Théâtre
“Chère chambre”, la fin d’une vie

“Chère chambre”, la fin d’une vie

26 January 2022 | PAR Lucine Bastard-Rosset

La metteuse en scène Pauline Haudepin présente sa nouvelle création artistique Chère chambre au Théâtre de la Cité Internationale du 17 au 29 janvier. Une pièce de théâtre qui plonge au cœur d’une famille touchée par le deuil.

La mort et le deuil

La trame narrative de Chère chambre se résume en quelques phrases. Chimène Chimère, 20 ans, est atteinte d’une maladie incurable qu’elle a attrapé après s’être offerte le temps d’une nuit à un homme. Face à sa mort prochaine et inéluctable, ses parents et sa compagne tentent de donner du sens à son acte et d’imaginer la vie sans elle.

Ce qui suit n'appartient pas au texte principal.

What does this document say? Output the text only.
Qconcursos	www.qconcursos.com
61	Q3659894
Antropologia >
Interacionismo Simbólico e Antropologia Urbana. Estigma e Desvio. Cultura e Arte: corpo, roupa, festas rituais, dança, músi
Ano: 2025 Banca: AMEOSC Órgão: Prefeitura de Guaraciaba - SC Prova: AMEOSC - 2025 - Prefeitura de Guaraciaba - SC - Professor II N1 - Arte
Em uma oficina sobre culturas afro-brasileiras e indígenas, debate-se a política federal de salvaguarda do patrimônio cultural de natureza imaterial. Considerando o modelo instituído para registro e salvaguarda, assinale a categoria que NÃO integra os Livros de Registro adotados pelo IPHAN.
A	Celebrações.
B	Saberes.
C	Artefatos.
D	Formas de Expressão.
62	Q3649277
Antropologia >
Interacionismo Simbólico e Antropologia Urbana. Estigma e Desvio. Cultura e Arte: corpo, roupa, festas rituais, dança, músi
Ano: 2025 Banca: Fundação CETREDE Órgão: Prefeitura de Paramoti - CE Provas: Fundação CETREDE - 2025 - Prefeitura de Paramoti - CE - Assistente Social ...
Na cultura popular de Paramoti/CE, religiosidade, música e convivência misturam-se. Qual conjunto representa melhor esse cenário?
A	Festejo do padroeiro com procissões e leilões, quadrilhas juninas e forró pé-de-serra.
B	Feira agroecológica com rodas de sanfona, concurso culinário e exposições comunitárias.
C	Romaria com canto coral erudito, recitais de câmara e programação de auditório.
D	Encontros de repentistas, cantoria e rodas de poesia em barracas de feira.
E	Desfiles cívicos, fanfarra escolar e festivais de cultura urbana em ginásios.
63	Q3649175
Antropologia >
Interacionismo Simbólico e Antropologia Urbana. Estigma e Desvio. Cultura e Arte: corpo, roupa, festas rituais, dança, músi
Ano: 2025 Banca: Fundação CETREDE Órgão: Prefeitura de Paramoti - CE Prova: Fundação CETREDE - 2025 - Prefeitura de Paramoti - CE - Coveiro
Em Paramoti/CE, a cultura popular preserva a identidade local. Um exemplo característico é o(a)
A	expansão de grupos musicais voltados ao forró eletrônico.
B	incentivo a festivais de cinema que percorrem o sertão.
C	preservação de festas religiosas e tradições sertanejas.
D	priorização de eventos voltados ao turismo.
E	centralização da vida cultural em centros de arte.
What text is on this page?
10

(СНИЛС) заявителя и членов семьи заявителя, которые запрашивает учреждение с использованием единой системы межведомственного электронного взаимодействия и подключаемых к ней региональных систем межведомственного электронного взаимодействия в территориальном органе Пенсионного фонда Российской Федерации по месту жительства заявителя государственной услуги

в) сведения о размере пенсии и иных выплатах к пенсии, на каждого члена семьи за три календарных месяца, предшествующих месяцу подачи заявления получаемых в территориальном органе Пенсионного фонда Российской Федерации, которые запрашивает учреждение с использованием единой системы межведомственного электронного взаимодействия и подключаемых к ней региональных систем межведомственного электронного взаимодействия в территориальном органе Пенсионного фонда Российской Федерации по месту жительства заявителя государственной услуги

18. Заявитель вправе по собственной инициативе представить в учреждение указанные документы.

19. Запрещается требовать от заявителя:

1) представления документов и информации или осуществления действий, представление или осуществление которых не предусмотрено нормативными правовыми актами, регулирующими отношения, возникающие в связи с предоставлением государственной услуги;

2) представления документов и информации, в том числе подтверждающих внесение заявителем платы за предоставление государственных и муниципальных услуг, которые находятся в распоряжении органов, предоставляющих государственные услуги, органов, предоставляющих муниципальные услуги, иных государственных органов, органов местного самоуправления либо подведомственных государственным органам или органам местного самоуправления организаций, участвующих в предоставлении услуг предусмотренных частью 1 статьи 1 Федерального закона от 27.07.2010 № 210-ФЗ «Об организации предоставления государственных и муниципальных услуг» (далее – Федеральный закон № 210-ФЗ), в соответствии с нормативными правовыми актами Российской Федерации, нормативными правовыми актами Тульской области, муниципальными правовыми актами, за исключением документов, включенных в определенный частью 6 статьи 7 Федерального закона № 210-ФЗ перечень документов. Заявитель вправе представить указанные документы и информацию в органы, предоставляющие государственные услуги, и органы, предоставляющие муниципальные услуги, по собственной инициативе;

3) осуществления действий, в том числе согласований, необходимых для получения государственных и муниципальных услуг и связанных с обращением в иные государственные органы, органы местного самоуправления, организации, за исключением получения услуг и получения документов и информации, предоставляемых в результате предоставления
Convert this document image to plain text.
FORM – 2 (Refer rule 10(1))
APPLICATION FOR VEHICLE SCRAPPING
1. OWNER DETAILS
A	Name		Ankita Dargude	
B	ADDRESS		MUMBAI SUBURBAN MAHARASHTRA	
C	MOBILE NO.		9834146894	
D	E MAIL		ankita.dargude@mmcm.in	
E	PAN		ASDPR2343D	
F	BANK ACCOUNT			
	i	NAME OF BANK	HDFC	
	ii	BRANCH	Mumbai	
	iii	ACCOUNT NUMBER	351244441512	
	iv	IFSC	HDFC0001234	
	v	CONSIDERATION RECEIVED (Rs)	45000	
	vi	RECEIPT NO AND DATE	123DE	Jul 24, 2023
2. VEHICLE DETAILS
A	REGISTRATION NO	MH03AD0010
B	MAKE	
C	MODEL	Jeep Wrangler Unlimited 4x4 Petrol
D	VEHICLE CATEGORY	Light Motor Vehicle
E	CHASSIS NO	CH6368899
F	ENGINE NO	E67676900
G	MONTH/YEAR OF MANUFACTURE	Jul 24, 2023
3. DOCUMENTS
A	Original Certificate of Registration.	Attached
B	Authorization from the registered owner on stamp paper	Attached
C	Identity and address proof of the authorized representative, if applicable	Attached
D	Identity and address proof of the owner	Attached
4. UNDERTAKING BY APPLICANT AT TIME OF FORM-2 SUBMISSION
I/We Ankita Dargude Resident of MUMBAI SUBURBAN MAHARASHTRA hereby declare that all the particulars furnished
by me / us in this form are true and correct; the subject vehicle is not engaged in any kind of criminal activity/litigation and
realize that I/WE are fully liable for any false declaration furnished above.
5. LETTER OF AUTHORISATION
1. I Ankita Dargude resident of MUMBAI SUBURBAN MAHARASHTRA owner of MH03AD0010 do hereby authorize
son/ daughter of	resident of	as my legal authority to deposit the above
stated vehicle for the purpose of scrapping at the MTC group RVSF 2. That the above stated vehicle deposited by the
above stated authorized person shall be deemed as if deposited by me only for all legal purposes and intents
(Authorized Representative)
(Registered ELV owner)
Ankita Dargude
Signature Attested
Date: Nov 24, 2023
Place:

Comment affronter une mort ? Comment survivre après une mort ? Comment accepter une mort ? Le deuil est un sujet universel qui terrifie. Perdre un être cher est une idée insupportable qui paraît insurmontable. Et pourtant, il faut le dépasser et continuer à vivre, malgré tout.

Chère chambre s’empare de ce questionnement autour de la mort et du deuil. A travers un texte porté par une écriture très poétique où les mots sonnent avec justesse, Haudepin dresse le portrait de trois personnages qui réagissent chacun à leur façon face à la mort. Leurs faiblesses, leurs peurs, leurs sentiments, leurs tourments et leurs désirs ressortent et se confrontent. Ils font face aux questions qui les troublent au plus profond, ils expriment ce qu’ils ont réprimé toute leur vie.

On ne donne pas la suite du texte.